Staying at home to relax might tempt you to jump on your computer over the weekend to squeeze some extra work in or spend time scrolling on social media. Instead, book a hotel so you don’t stay in your typical environment.

5. Move Your Body

Some people get more stressed out over the idea of exercise. But regular movement exerts pent-up energy your body might be holding onto. Rather than heading to the gym, find new ways to add movement into your daily life you’ll actually enjoy doing.

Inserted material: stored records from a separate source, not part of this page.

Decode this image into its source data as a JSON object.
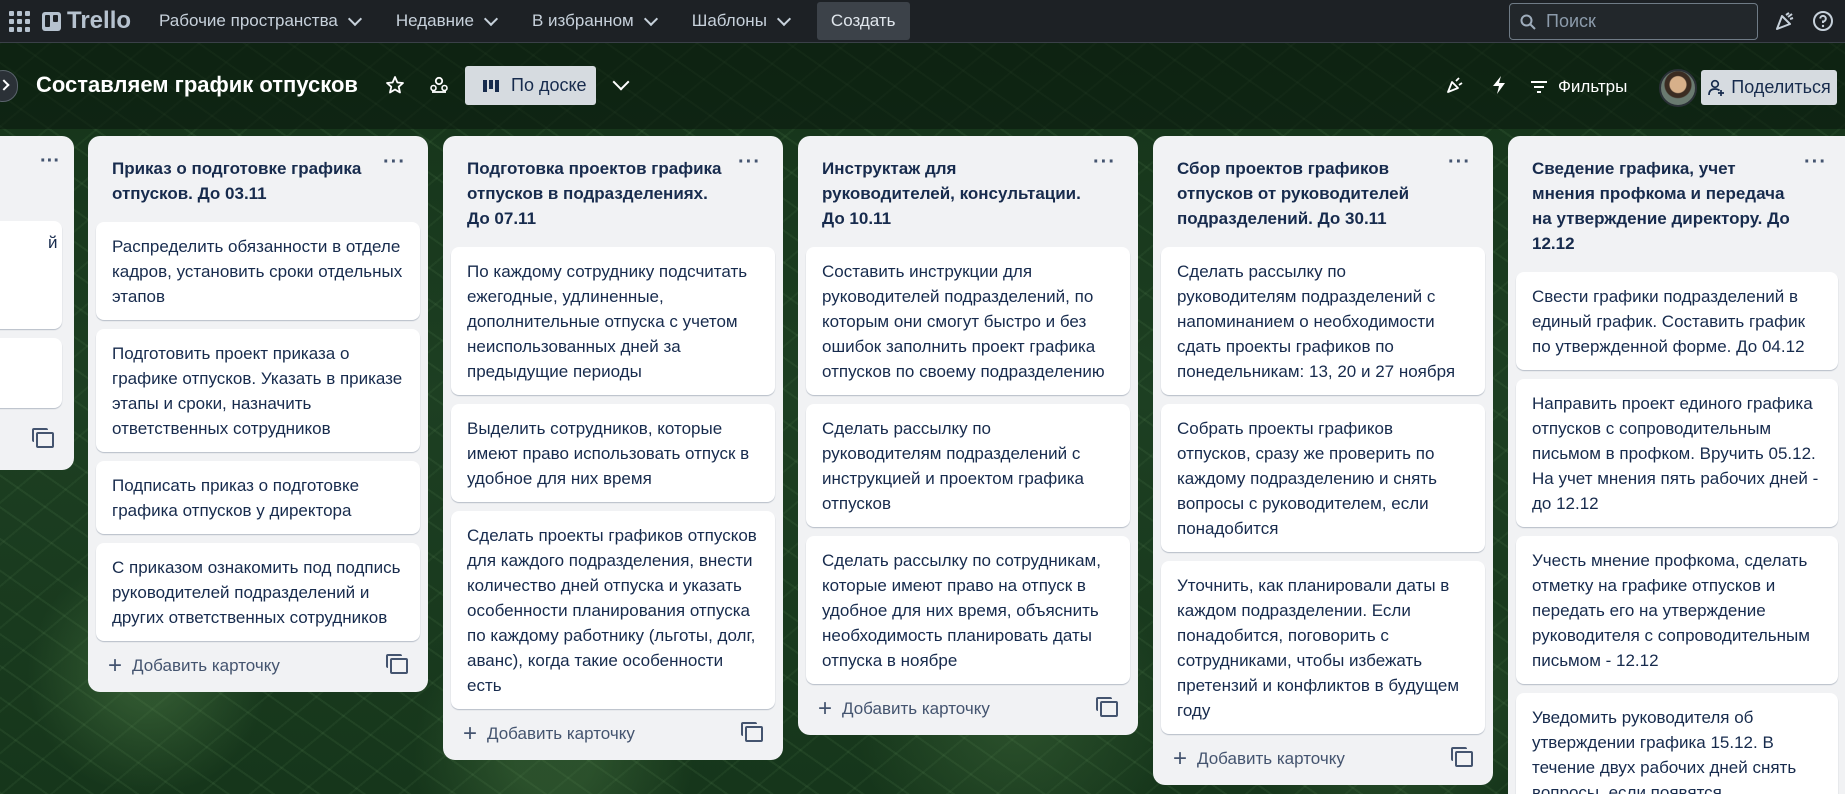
{
  "topnav": {
    "logo": "Trello",
    "menus": [
      "Рабочие пространства",
      "Недавние",
      "В избранном",
      "Шаблоны"
    ],
    "create_label": "Создать",
    "search_placeholder": "Поиск"
  },
  "board": {
    "title": "Составляем график отпусков",
    "view_label": "По доске",
    "filters_label": "Фильтры",
    "share_label": "Поделиться"
  },
  "partial_list": {
    "menu": "···",
    "fragment": "й"
  },
  "lists": [
    {
      "title": "Приказ о подготовке графика отпусков. До 03.11",
      "cards": [
        "Распределить обязанности в отделе кадров, установить сроки отдельных этапов",
        "Подготовить проект приказа о графике отпусков. Указать в приказе этапы и сроки, назначить ответственных сотрудников",
        "Подписать приказ о подготовке графика отпусков у директора",
        "С приказом ознакомить под подпись руководителей подразделений и других ответственных сотрудников"
      ],
      "add_label": "Добавить карточку"
    },
    {
      "title": "Подготовка проектов графика отпусков в подразделениях. До 07.11",
      "cards": [
        "По каждому сотруднику подсчитать ежегодные, удлиненные, дополнительные отпуска с учетом неиспользованных дней за предыдущие периоды",
        "Выделить сотрудников, которые имеют право использовать отпуск в удобное для них время",
        "Сделать проекты графиков отпусков для каждого подразделения, внести количество дней отпуска и указать особенности планирования отпуска по каждому работнику (льготы, долг, аванс), когда такие особенности есть"
      ],
      "add_label": "Добавить карточку"
    },
    {
      "title": "Инструктаж для руководителей, консультации. До 10.11",
      "cards": [
        "Составить инструкции для руководителей подразделений, по которым они смогут быстро и без ошибок заполнить проект графика отпусков по своему подразделению",
        "Сделать рассылку по руководителям подразделений с инструкцией и проектом графика отпусков",
        "Сделать рассылку по сотрудникам, которые имеют право на отпуск в удобное для них время, объяснить необходимость планировать даты отпуска в ноябре"
      ],
      "add_label": "Добавить карточку"
    },
    {
      "title": "Сбор проектов графиков отпусков от руководителей подразделений. До 30.11",
      "cards": [
        "Сделать рассылку по руководителям подразделений с напоминанием о необходимости сдать проекты графиков по понедельникам: 13, 20 и 27 ноября",
        "Собрать проекты графиков отпусков, сразу же проверить по каждому подразделению и снять вопросы с руководителем, если понадобится",
        "Уточнить, как планировали даты в каждом подразделении. Если понадобится, поговорить с сотрудниками, чтобы избежать претензий и конфликтов в будущем году"
      ],
      "add_label": "Добавить карточку"
    },
    {
      "title": "Сведение графика, учет мнения профкома и передача на утверждение директору. До 12.12",
      "cards": [
        "Свести графики подразделений в единый график. Составить график по утвержденной форме. До 04.12",
        "Направить проект единого графика отпусков с сопроводительным письмом в профком. Вручить 05.12. На учет мнения пять рабочих дней - до 12.12",
        "Учесть мнение профкома, сделать отметку на графике отпусков и передать его на утверждение руководителя с сопроводительным письмом - 12.12",
        "Уведомить руководителя об утверждении графика 15.12. В течение двух рабочих дней снять вопросы, если появятся"
      ],
      "add_label": ""
    }
  ]
}
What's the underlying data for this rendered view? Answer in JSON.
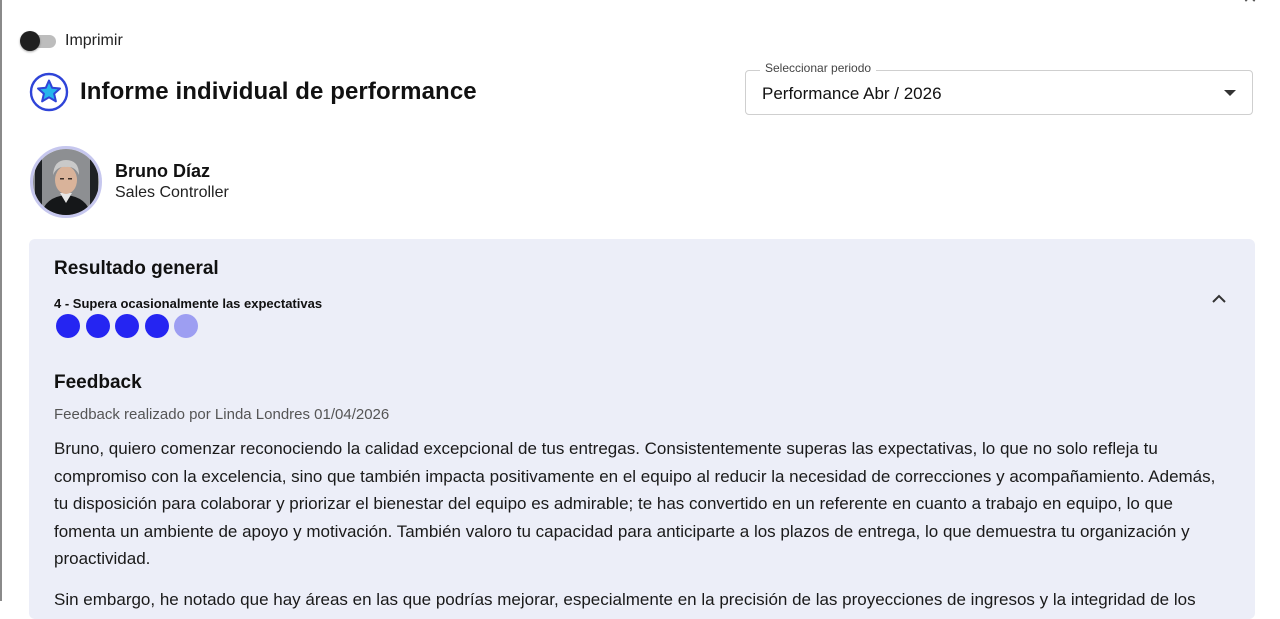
{
  "print": {
    "label": "Imprimir",
    "enabled": false
  },
  "header": {
    "title": "Informe individual de performance",
    "icon": "star-icon"
  },
  "period": {
    "legend": "Seleccionar periodo",
    "value": "Performance Abr / 2026"
  },
  "employee": {
    "name": "Bruno Díaz",
    "role": "Sales Controller"
  },
  "result": {
    "title": "Resultado general",
    "rating_label": "4 - Supera ocasionalmente las expectativas",
    "rating_value": 4,
    "rating_max": 5,
    "colors": {
      "filled": "#2525f2",
      "empty": "#9d9ef2",
      "card_bg": "#eceef8"
    }
  },
  "feedback": {
    "title": "Feedback",
    "meta": "Feedback realizado por Linda Londres 01/04/2026",
    "paragraphs": [
      "Bruno, quiero comenzar reconociendo la calidad excepcional de tus entregas. Consistentemente superas las expectativas, lo que no solo refleja tu compromiso con la excelencia, sino que también impacta positivamente en el equipo al reducir la necesidad de correcciones y acompañamiento. Además, tu disposición para colaborar y priorizar el bienestar del equipo es admirable; te has convertido en un referente en cuanto a trabajo en equipo, lo que fomenta un ambiente de apoyo y motivación. También valoro tu capacidad para anticiparte a los plazos de entrega, lo que demuestra tu organización y proactividad.",
      "Sin embargo, he notado que hay áreas en las que podrías mejorar, especialmente en la precisión de las proyecciones de ingresos y la integridad de los"
    ]
  }
}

Take multiple walks throughout the day to break up your work routine. Put on loud music and have your own personal dance party. You can even turn cleaning into exercise if you’re needing to get some extra housework finished. Plus, you’ll have a clean home to alleviate some of the chaos in your environment.

6. See A Therapist Or Counselor

When you’re overly stressed and can’t seem to find a way out of the vicious burnout cycle, it’s best to get help from a professional. Working with a licensed therapist or counselor can teach you ways to manage your stress levels in a healthy way.

They’ll provide you with helpful tools you can use throughout your daily life when you feel like you’re on the verge of experiencing an episode of burnout.

7. Set Strict Boundaries

Setting rigid boundaries for yourself is a great way to prevent burnout from happening. These are rules and guidelines you set for both yourself and other people in your lives.

Some examples of boundaries could be:

  • Have a hard stop time for your workday by shutting off your computer at 5 PM every day.
  • Only take meetings on certain days of the week.
  • Set your “Do Not Disturb” settings for 9 PM every night and avoid screen time before bed.
  • Silence work notifications on the weekends.

It’s easy to push these boundaries back. But to avoid reaching your breaking point, it’s important to be strict about your boundaries by communicating them with others.

Conclusion

If you feel like you’ve had a hard time feeling motivated, are unable to focus, have more stress in your life than usual, or are exhausted, you might be experiencing burnout. There are many lifestyle changes you can make to prevent this from happening.

But the key takeaway is that it has to start with you. You’re in charge of delegating tasks, setting boundaries, and taking initiative on your physical health.